Se dovessi coniare uno slogan direi: “Far vivere concretamente la Costituzione”; per me
significa:
a) Non considerare il cittadino come utente.
b) Favorire sempre la partecipazione popolare.
c) Avanzare sul terreno della democrazia economica.
d) Garantire un sistema di servizi che valorizzi la persona umana in tutte le sue dimensioni,
che la tuteli nelle difficoltà, che consideri la vita come un bene ineluttabile, che faccia del
lavoro una condizione di libertà e che consideri i giovani speranza del Paese, gli anziani
soggetti dinamici, attivi ed intraprendenti, le donne fruitrici di una effettiva parità.

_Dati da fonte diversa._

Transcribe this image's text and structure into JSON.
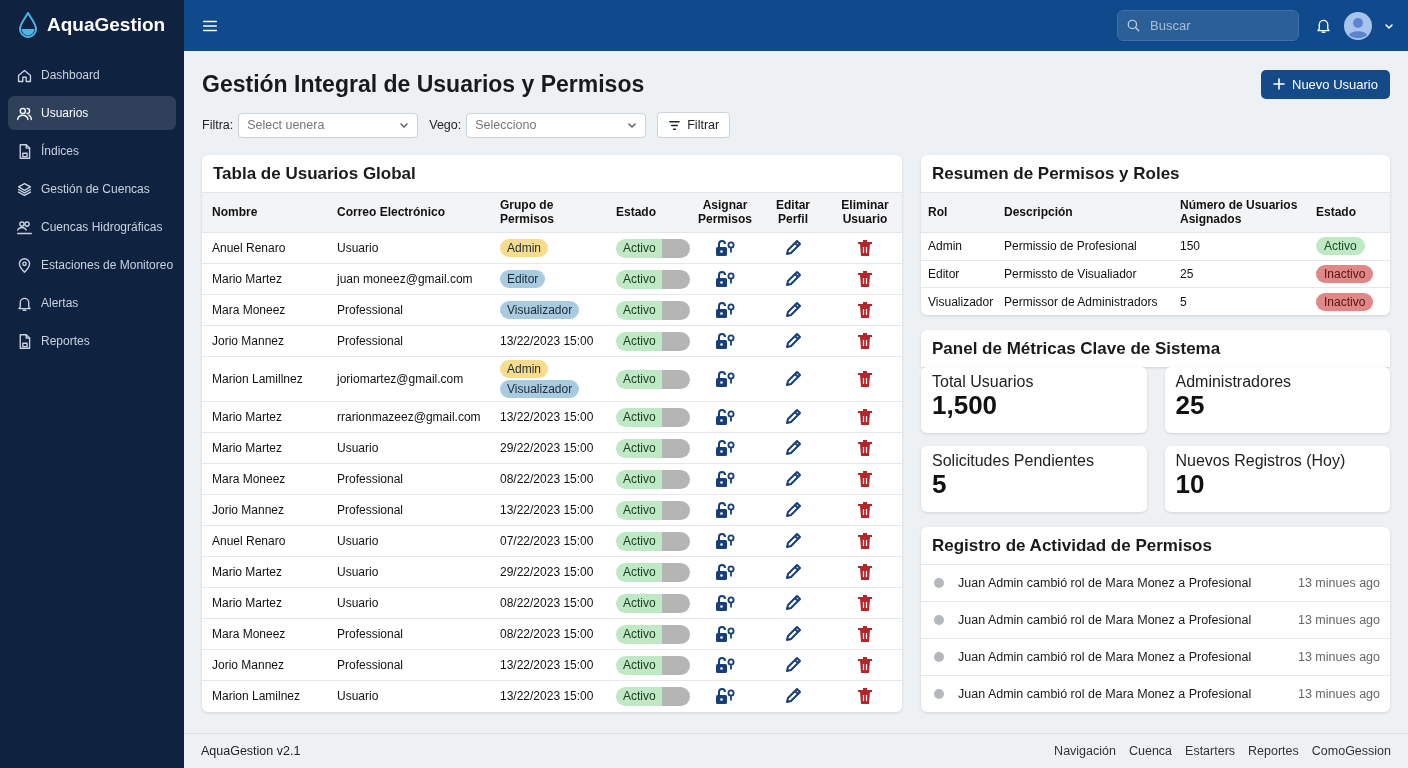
{
  "app": {
    "name": "AquaGestion"
  },
  "sidebar": {
    "items": [
      {
        "label": "Dashboard",
        "kind": "home",
        "selected": false
      },
      {
        "label": "Usuarios",
        "kind": "users",
        "selected": true
      },
      {
        "label": "Índices",
        "kind": "doc",
        "selected": false
      },
      {
        "label": "Gestión de Cuencas",
        "kind": "layers",
        "selected": false
      },
      {
        "label": "Cuencas Hidrográficas",
        "kind": "group",
        "selected": false
      },
      {
        "label": "Estaciones de Monitoreo",
        "kind": "pin",
        "selected": false
      },
      {
        "label": "Alertas",
        "kind": "bell",
        "selected": false
      },
      {
        "label": "Reportes",
        "kind": "doc",
        "selected": false
      }
    ]
  },
  "topbar": {
    "search": {
      "placeholder": "Buscar"
    }
  },
  "page": {
    "title": "Gestión Integral de Usuarios y Permisos",
    "new_button": "Nuevo Usuario"
  },
  "filters": {
    "filter_label": "Filtra:",
    "filter_select": {
      "placeholder": "Select uenera"
    },
    "vego_label": "Vego:",
    "vego_select": {
      "placeholder": "Selecciono"
    },
    "filter_button": "Filtrar"
  },
  "users_table": {
    "title": "Tabla de Usuarios Global",
    "columns": [
      "Nombre",
      "Correo Electrónico",
      "Grupo de Permisos",
      "Estado",
      "Asignar Permisos",
      "Editar Perfil",
      "Eliminar Usuario"
    ],
    "rows": [
      {
        "name": "Anuel Renaro",
        "email": "Usuario",
        "group": {
          "kind": "badges",
          "badges": [
            {
              "label": "Admin",
              "color": "#f6dc8c"
            }
          ]
        },
        "status": {
          "label": "Activo",
          "on": true
        }
      },
      {
        "name": "Mario Martez",
        "email": "juan moneez@gmail.com",
        "group": {
          "kind": "badges",
          "badges": [
            {
              "label": "Editor",
              "color": "#a9cbe0"
            }
          ]
        },
        "status": {
          "label": "Activo",
          "on": true
        }
      },
      {
        "name": "Mara Moneez",
        "email": "Professional",
        "group": {
          "kind": "badges",
          "badges": [
            {
              "label": "Visualizador",
              "color": "#a9cbe0"
            }
          ]
        },
        "status": {
          "label": "Activo",
          "on": true
        }
      },
      {
        "name": "Jorio Mannez",
        "email": "Professional",
        "group": {
          "kind": "text",
          "text": "13/22/2023 15:00"
        },
        "status": {
          "label": "Activo",
          "on": true
        }
      },
      {
        "name": "Marion Lamillnez",
        "email": "joriomartez@gmail.com",
        "group": {
          "kind": "badges",
          "badges": [
            {
              "label": "Admin",
              "color": "#f6dc8c"
            },
            {
              "label": "Visualizador",
              "color": "#a9cbe0"
            }
          ]
        },
        "status": {
          "label": "Activo",
          "on": true
        }
      },
      {
        "name": "Mario Martez",
        "email": "rrarionmazeez@gmail.com",
        "group": {
          "kind": "text",
          "text": "13/22/2023 15:00"
        },
        "status": {
          "label": "Activo",
          "on": true
        }
      },
      {
        "name": "Mario Martez",
        "email": "Usuario",
        "group": {
          "kind": "text",
          "text": "29/22/2023 15:00"
        },
        "status": {
          "label": "Activo",
          "on": true
        }
      },
      {
        "name": "Mara Moneez",
        "email": "Professional",
        "group": {
          "kind": "text",
          "text": "08/22/2023 15:00"
        },
        "status": {
          "label": "Activo",
          "on": true
        }
      },
      {
        "name": "Jorio Mannez",
        "email": "Professional",
        "group": {
          "kind": "text",
          "text": "13/22/2023 15:00"
        },
        "status": {
          "label": "Activo",
          "on": true
        }
      },
      {
        "name": "Anuel Renaro",
        "email": "Usuario",
        "group": {
          "kind": "text",
          "text": "07/22/2023 15:00"
        },
        "status": {
          "label": "Activo",
          "on": true
        }
      },
      {
        "name": "Mario Martez",
        "email": "Usuario",
        "group": {
          "kind": "text",
          "text": "29/22/2023 15:00"
        },
        "status": {
          "label": "Activo",
          "on": true
        }
      },
      {
        "name": "Mario Martez",
        "email": "Usuario",
        "group": {
          "kind": "text",
          "text": "08/22/2023 15:00"
        },
        "status": {
          "label": "Activo",
          "on": true
        }
      },
      {
        "name": "Mara Moneez",
        "email": "Professional",
        "group": {
          "kind": "text",
          "text": "08/22/2023 15:00"
        },
        "status": {
          "label": "Activo",
          "on": true
        }
      },
      {
        "name": "Jorio Mannez",
        "email": "Professional",
        "group": {
          "kind": "text",
          "text": "13/22/2023 15:00"
        },
        "status": {
          "label": "Activo",
          "on": true
        }
      },
      {
        "name": "Marion Lamilnez",
        "email": "Usuario",
        "group": {
          "kind": "text",
          "text": "13/22/2023 15:00"
        },
        "status": {
          "label": "Activo",
          "on": true
        }
      }
    ]
  },
  "roles_table": {
    "title": "Resumen de Permisos y Roles",
    "columns": [
      "Rol",
      "Descripción",
      "Número de Usuarios Asignados",
      "Estado"
    ],
    "rows": [
      {
        "role": "Admin",
        "description": "Permissio de Profesional",
        "count": "150",
        "status": {
          "label": "Activo",
          "active": true
        }
      },
      {
        "role": "Editor",
        "description": "Permissto de Visualiador",
        "count": "25",
        "status": {
          "label": "Inactivo",
          "active": false
        }
      },
      {
        "role": "Visualizador",
        "description": "Permissor de Administradors",
        "count": "5",
        "status": {
          "label": "Inactivo",
          "active": false
        }
      }
    ]
  },
  "metrics": {
    "title": "Panel de Métricas Clave de Sistema",
    "cards": [
      {
        "label": "Total Usuarios",
        "value": "1,500"
      },
      {
        "label": "Administradores",
        "value": "25"
      },
      {
        "label": "Solicitudes Pendientes",
        "value": "5"
      },
      {
        "label": "Nuevos Registros (Hoy)",
        "value": "10"
      }
    ]
  },
  "activity": {
    "title": "Registro de Actividad de Permisos",
    "items": [
      {
        "text": "Juan Admin cambió rol de Mara Monez a Profesional",
        "time": "13 minues ago"
      },
      {
        "text": "Juan Admin cambió rol de Mara Monez a Profesional",
        "time": "13 minues ago"
      },
      {
        "text": "Juan Admin cambió rol de Mara Monez a Profesional",
        "time": "13 minues ago"
      },
      {
        "text": "Juan Admin cambió rol de Mara Monez a Profesional",
        "time": "13 minues ago"
      }
    ]
  },
  "footer": {
    "version": "AquaGestion v2.1",
    "links": [
      "Navigación",
      "Cuenca",
      "Estarters",
      "Reportes",
      "ComoGession"
    ]
  }
}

e) Essere un Paese capace d’ospitalità verso chi viene a lavorare e a vivere, e verso chi è
costretto ad abitarci per difendere la sua libertà. Un Paese che non ha paura di confrontarsi
con culture diverse.
f) Mantenere alto il “ripudio della guerra” ed essere protagonisti della pace.
In questo senso bisogna “far vivere la Costituzione”, fare della Carta un punto di riferimento
comune e su di essa costruire un sentire civile che generi quelle “VIRTU’ REPUBBLICANE” di cui
oggi più che mai il nostro Paese ha maggiormente bisogno.